Uzmanından sürücülere uyarı: "Karlı ve buzlu havalarda ani hareketlerden kaçının"

A
A
A
Uzmanından sürücülere uyarı: "Karlı ve buzlu havalarda ani hareketlerden kaçının"

Direksiyon Eğitmeni Gülbin Say; sürücülere karlı ve buzlu yollarda sürüş teknikleri ile ilgili bilgiler vererek; "Karlı ve buzlu havalarda ani hareketlerden kaçının" dedi.

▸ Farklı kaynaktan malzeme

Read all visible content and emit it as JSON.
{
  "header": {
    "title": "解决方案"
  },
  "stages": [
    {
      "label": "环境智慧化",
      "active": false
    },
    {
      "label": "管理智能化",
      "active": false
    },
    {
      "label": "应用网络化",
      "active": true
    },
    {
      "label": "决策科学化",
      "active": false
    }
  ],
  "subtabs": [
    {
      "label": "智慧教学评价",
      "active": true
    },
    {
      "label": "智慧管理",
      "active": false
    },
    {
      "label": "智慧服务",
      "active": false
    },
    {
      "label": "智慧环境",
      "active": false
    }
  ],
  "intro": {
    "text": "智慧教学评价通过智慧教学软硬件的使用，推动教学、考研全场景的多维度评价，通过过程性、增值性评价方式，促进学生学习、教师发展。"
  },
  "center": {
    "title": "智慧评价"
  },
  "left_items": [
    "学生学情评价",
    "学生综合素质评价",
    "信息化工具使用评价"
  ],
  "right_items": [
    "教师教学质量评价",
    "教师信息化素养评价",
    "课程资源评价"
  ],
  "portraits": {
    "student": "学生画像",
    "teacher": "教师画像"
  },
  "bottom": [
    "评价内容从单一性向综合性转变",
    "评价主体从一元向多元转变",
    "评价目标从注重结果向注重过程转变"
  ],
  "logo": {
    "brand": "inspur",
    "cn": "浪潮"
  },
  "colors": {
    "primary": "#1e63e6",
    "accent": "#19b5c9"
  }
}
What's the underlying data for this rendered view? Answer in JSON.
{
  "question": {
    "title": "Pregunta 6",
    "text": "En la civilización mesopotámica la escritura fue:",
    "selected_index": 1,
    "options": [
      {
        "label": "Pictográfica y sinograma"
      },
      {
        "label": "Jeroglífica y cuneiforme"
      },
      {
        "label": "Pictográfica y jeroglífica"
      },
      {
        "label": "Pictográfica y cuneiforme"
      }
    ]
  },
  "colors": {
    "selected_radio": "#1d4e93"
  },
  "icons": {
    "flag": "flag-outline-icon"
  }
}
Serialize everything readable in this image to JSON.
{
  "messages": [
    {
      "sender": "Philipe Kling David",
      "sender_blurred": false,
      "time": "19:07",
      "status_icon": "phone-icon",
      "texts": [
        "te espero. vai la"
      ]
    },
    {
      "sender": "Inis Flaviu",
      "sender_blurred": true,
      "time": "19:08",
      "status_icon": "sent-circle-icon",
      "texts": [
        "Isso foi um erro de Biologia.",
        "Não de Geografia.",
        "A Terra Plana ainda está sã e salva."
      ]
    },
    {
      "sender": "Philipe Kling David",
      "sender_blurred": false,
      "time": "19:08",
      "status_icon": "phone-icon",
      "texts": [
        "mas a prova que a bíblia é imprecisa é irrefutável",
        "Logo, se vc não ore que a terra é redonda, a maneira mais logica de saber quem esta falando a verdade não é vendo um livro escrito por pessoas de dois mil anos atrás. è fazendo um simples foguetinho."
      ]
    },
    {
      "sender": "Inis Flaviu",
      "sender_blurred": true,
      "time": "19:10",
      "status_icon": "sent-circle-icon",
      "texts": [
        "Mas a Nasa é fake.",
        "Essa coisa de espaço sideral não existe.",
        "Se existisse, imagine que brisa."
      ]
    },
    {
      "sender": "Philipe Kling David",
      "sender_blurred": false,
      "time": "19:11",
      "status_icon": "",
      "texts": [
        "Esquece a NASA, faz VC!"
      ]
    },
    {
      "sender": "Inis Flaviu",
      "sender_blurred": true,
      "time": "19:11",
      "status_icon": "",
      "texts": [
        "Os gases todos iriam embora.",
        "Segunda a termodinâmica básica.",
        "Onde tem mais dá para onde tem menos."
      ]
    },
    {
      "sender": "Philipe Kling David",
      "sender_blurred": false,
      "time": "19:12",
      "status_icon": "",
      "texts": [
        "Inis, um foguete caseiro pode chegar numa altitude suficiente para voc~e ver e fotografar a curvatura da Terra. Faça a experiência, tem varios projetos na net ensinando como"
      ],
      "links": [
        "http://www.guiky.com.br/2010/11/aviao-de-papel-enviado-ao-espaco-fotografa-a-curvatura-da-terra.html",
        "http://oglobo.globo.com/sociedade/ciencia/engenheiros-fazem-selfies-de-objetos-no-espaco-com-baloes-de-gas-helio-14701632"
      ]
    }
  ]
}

Kayseri’de etkisini gösteren kar yağışının ardından buzlanma uyarısı geldi. Direksiyon Eğitmeni Gülbin Say da, sürücülere önemli uyarılarda bulunarak, yapılması gerekenleri anlattı. Say; "Karlı ve buzlu havalarda araç kullanırken birçok önemli noktaya dikkat etmemiz gerekiyor. Öncelikle hızımızı düşürmeli, takip mesafemizi artırmalıyız. Çünkü durma mesafesi karlı ve buzlu yollarda uzar. Ayrıca ani fren ve sert direksiyon hareketlerinden kaçınmalıyız. Görüş mesafesi azalabileceğinden farlarımızı açmalı, gereklilik halinde sis farlarımızı kullanmalıyız. En önemlisi ise lastiklerimizde kış şartlarına uygun olmalı. Kış şartlarına uygun bir sürüş tarzı oluşturmalıyız. Eğer araç kayıyorsa öncelikli olarak kaydığı yöne doğru direksiyonumuzu çevirmeliyiz. Bu süreçte ani fren kesinlikle yapılmamalı. Mümkün olduğu kadar vitesimizi düşürerek hızımızı kesmeliyiz. En önemli etken hız yapılmamasıdır. Lastiklerimiz ne kadar kış şartlarına uygun olsa bile buzlu yollarda bu çok tutarlı olmayacaktır. Onun için mümkün olduğu kadar yavaş olmalıyız ve ani eylemlerden, direksiyon ve fren eylemlerinden biraz daha kaçınmalıyız" dedi.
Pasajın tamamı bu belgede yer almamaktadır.